El obradorismo contra la Corte
“Me pareció muy bien”, sostuvo López Obrador al día siguiente del nombramiento. “Eligieron los ministros como lo establece el procedimiento […] Se trata de un poder autónomo, independiente, como nunca había existido […] Eso no lo van a aceptar nunca nuestros adversarios, pero es la verdad. Nosotros no imponemos nada en la Corte y es tan evidente, aunque no lo quieran aceptar, que la presidenta Norma Piña siempre ha votado en contra de las iniciativas que nosotros hemos defendido. Es único el momento que estamos viviendo, nadie puede decir que hay subordinación, como era antes, de los poderes al Ejecutivo”.

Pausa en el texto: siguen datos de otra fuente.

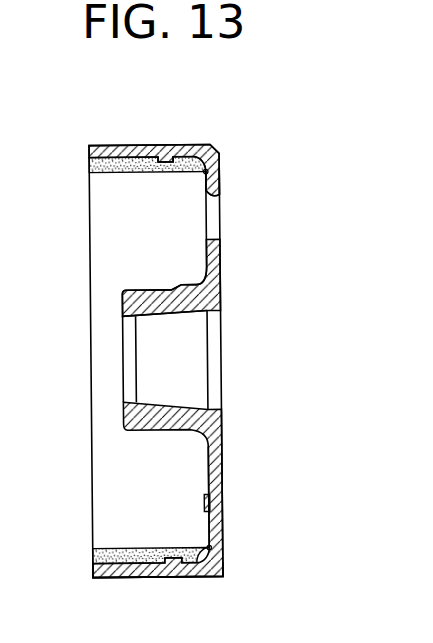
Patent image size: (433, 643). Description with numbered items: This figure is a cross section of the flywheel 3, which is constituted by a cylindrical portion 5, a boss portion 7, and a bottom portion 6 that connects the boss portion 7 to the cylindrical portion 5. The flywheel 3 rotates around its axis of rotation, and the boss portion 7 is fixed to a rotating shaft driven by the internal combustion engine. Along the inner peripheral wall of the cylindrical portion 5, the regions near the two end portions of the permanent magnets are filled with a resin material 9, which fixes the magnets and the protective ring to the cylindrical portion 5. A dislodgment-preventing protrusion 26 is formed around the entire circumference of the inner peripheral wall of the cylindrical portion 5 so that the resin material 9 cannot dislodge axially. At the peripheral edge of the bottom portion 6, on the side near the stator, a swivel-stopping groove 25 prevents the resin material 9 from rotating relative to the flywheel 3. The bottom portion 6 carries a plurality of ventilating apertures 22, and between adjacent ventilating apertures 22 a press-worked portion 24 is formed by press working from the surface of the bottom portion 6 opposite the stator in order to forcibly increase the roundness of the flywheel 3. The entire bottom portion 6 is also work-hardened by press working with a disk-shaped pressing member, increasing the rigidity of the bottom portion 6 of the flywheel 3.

The ventilating aperture 22 is at (221, 195).
The resin material 9 is at (114, 160).
The dislodgment-preventing protrusion 26 is at (170, 147).
The swivel-stopping groove 25 is at (213, 172).
The flywheel 3 is at (221, 262).
The boss portion 7 is at (198, 297).
The bottom portion 6 is at (207, 425).
The press-worked portion 24 is at (208, 503).
The cylindrical portion 5 is at (176, 577).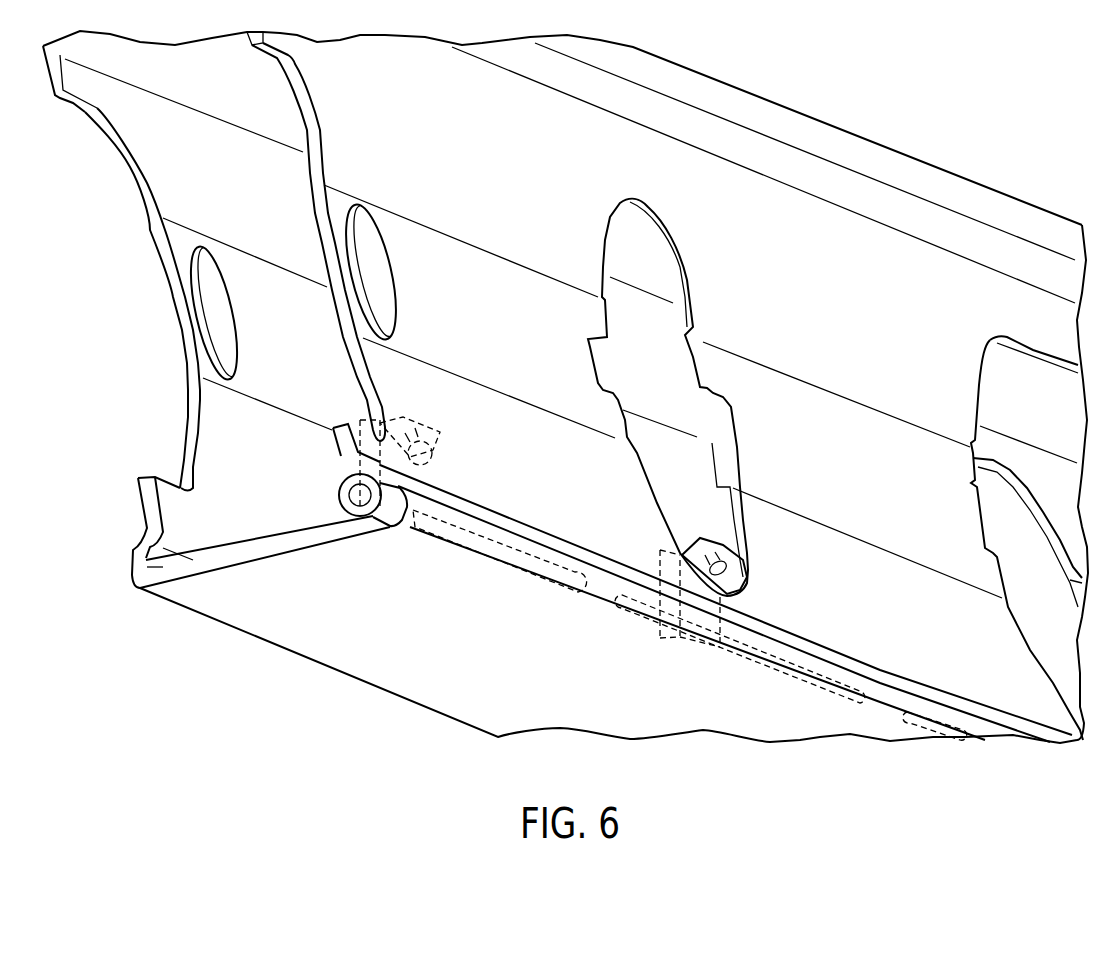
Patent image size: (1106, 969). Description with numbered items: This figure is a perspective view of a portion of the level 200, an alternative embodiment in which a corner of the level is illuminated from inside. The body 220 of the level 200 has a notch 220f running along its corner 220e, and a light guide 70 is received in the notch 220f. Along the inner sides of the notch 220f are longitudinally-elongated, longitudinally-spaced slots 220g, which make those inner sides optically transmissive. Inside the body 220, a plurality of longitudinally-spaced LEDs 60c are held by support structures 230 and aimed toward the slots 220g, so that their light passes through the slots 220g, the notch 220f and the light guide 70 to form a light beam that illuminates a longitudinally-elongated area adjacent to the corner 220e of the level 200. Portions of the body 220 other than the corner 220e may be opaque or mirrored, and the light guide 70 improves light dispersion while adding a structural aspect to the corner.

Alrededor de un mes después, el presidente fue más explícito en atribuirse personalmente el mérito. Con su peculiar sentido de la (falsa) magnanimidad, aseguró que “la señora presidenta de la Corte, para hablar en plata, está por mí de presidenta”. Tras una larga digresión sobre cómo los mandatarios que lo antecedieron solían decidirlo todo (misma que incluyó referencias a su gestión como Jefe de Gobierno de la Ciudad de México, a Porfirio Díaz, a Adolfo Ruíz Cortines y a que le gusta desayunar tamalitos de chipilín o huevos motuleños) López Obrador sostuvo que las cosas han cambiado y por eso, gracias a él, Piña quedó al frente de la Corte.
Su argumento, ávido de lógica, podría resumirse más o menos así: perdió mi candidata pero yo gané; me da gusto que, conforme al procedimiento, haya quedado una señora que nunca me ha apoyado; yo no la puse porque ya no es como antes, sin embargo, ella está ahí por mí.
Qué lejos estamos ahora de aquel presidente que al menos intentaba disimular; que celebraba, así fuera solo de dientes para afuera, la importancia histórica de la separación de poderes. Bastaron unos cuantos meses y un par de descalabros más (en torno a la Guardia Nacional y la primera parte del “Plan B”) para que desistiera de guardar las apariencias y se entregara, desbocado, a combatir abiertamente a la Corte. Pasó de presumir que por fin era autónoma, en un abrir y cerrar de ojos, a repudiar abiertamente su autonomía. Hoy combate con ferocidad lo que ayer presumía como logro suyo.
De hecho, la multitud de privilegios por la que el obradorismo ha criticado a los integrantes de la Corte durante las últimas semanas, misma que han tenido desde que inició el sexenio, no fue tema mientras el ministro presidente Arturo Zaldívar estuvo alineado con López Obrador. Solo se convirtió en motivo de indignación y denuncia cuando la nueva ministra presidenta Piña y una mayoría de ministros dejaron de hacerle el juego a los caprichos y tiempos del gobierno para retomar su responsabilidad como defensores de la Constitución. El problema, en pocas palabras, no son sus privilegios sino su independencia.
Desde luego, el embate contra la Suprema Corte no es un caso aislado. Se inserta, más bien, en el contexto de la ofensiva obradorista contra el INE y el Tribunal Electoral, contra el INAI y el “elefante reumático” de la administración pública, contra la prensa y la comunidad científica, etcétera. Al final, esa ha sido la gran batalla de la autodenominada “cuarta transformación”: no contra el crimen organizado, la complicidad entre el poder político y el poder económico, los privilegios, el nepotismo, la impunidad ni la corrupción, sino contra todo aquello que pueda ejercer algún tipo de contrapeso, autonomía, monitoreo o crítica frente al poder del presidente.